Actually I did let the presenter know about the mistake and I thought it'd be a good idea to quote his reply for the sake of completeness.

That b value is likely negative (I'll go through this again just to be sure). This would not be the first time I have made a mistake in a video. I actually have made a video about mistakes in videos and I will likely make another mistakes video soon. There are actually two other mistakes in that Taylor Series video that nobody has commented on but I noticed after making it. The fact that James Gregory was 36 (not 37) when he died and an incorrect notation of the numerator when formalizing the series.

...

I took a closer look and indeed that b value should be negative, however that is not where the story ends. If you used the positive b value then the resulting approximation would be 11.0165041754762 and when cubed giving 1337.0000089910657 off by 6 decimal places. But if you used the correct negative value for b, it results in the value given in the video accurate to 15 places. In short, I used the negative value in my calculation but wrote it as positive on the slide. I should mention that Halley also makes a numerical error in his paper, which the translation points out, and Gregory also made some mistakes in his letter to Collins. As the saying goes, even monkeys fall from trees.

What is your motivation for analysing this in depth?

Just out of interest.I have one last question. Would really appreciate if you could help me with it.

The square root of "2" is an irrational number. Why is the form in yellow called irrational? Is the irrational form in yellow always going to result into an irrational number? Would there be any non-zero values of "a" or "b" which would make the so-called irrational form a rational one, or which would make the so-called rational form an irrational one?

 

[pbuk]

The square root of "2" is an irrational number. Why is the form in yellow called irrational?

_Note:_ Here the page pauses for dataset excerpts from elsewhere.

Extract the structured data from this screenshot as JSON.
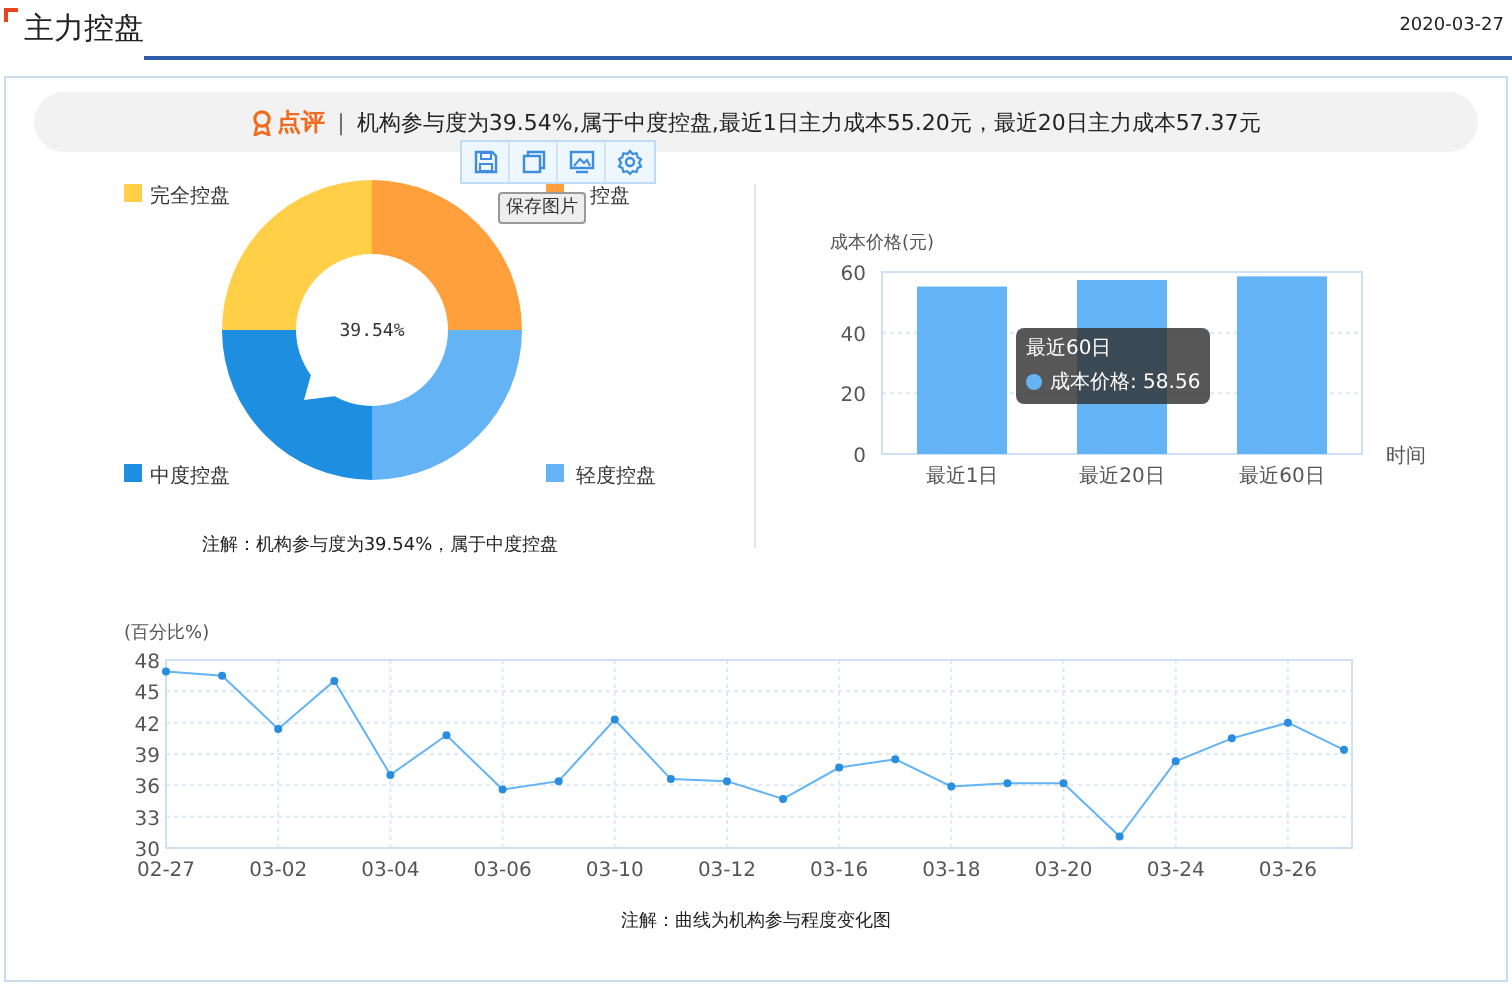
{
  "header": {
    "title": "主力控盘",
    "date": "2020-03-27"
  },
  "comment": {
    "label": "点评",
    "separator": "|",
    "text": "机构参与度为39.54%,属于中度控盘,最近1日主力成本55.20元，最近20日主力成本57.37元"
  },
  "donut": {
    "center_label": "39.54%",
    "legend": [
      {
        "label": "完全控盘",
        "color": "#ffcf48"
      },
      {
        "label": "控盘",
        "color": "#ffa03d"
      },
      {
        "label": "中度控盘",
        "color": "#1e8fe0"
      },
      {
        "label": "轻度控盘",
        "color": "#63b3f5"
      }
    ],
    "toolbar_tooltip": "保存图片",
    "note": "注解：机构参与度为39.54%，属于中度控盘"
  },
  "cost_chart": {
    "chart_data": {
      "type": "bar",
      "ylabel": "成本价格(元)",
      "xlabel": "时间",
      "categories": [
        "最近1日",
        "最近20日",
        "最近60日"
      ],
      "series": [
        {
          "color": "#63b3f5",
          "values": [
            55.2,
            57.37,
            58.56
          ]
        }
      ],
      "ylim": [
        0,
        60
      ],
      "yticks": [
        0,
        20,
        40,
        60
      ],
      "grid": true
    },
    "tooltip": {
      "title": "最近60日",
      "label": "成本价格: 58.56"
    }
  },
  "trend_chart": {
    "chart_data": {
      "type": "line",
      "ylabel": "(百分比%)",
      "categories": [
        "02-27",
        null,
        "03-02",
        null,
        "03-04",
        null,
        "03-06",
        null,
        "03-10",
        null,
        "03-12",
        null,
        "03-16",
        null,
        "03-18",
        null,
        "03-20",
        null,
        "03-24",
        null,
        "03-26",
        null
      ],
      "series": [
        {
          "color": "#63b3f5",
          "marker": "circle",
          "values": [
            46.9,
            46.5,
            41.4,
            46.0,
            37.0,
            40.8,
            35.6,
            36.4,
            42.3,
            36.6,
            36.4,
            34.7,
            37.7,
            38.5,
            35.9,
            36.2,
            36.2,
            31.1,
            38.3,
            40.5,
            42.0,
            39.4
          ]
        }
      ],
      "ylim": [
        30,
        48
      ],
      "yticks": [
        30,
        33,
        36,
        39,
        42,
        45,
        48
      ],
      "grid": true
    },
    "note": "注解：曲线为机构参与程度变化图"
  }
}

Because it has a term under a square root. Incidentally Halley's original paper (in Latin) is https://www.jstor.org/stable/102449, this is on page 141.
And while I'm giving links, here are more authoratitive links describing these methods:

• https://mathworld.wolfram.com/HalleysMethod.html
• https://mathworld.wolfram.com/HalleysIrrationalFormula.html

Is the irrational form in yellow always going to result into an irrational number? Would there be any non-zero values of "a" or "b" which would make the so-called irrational form a rational one, or which would make the so-called rational form an irrational one?

Remember we are using these formulae to approximate a root, and Halley was doing these computations by hand, so we will always be working with rational approximations: $11.0165041631289 = \frac{110165041631289}{10^{13}}$.

It would be useful for you to work out the answers to your questions yourself, I'd start with the rational form:

Can we choose $a, b \in \mathbb R, n \in \mathbb N$ to make Halley's rational formula yield an irrational number? What about $a, b \in \mathbb Q$ (noting the fact that our approximate terms are always rational)?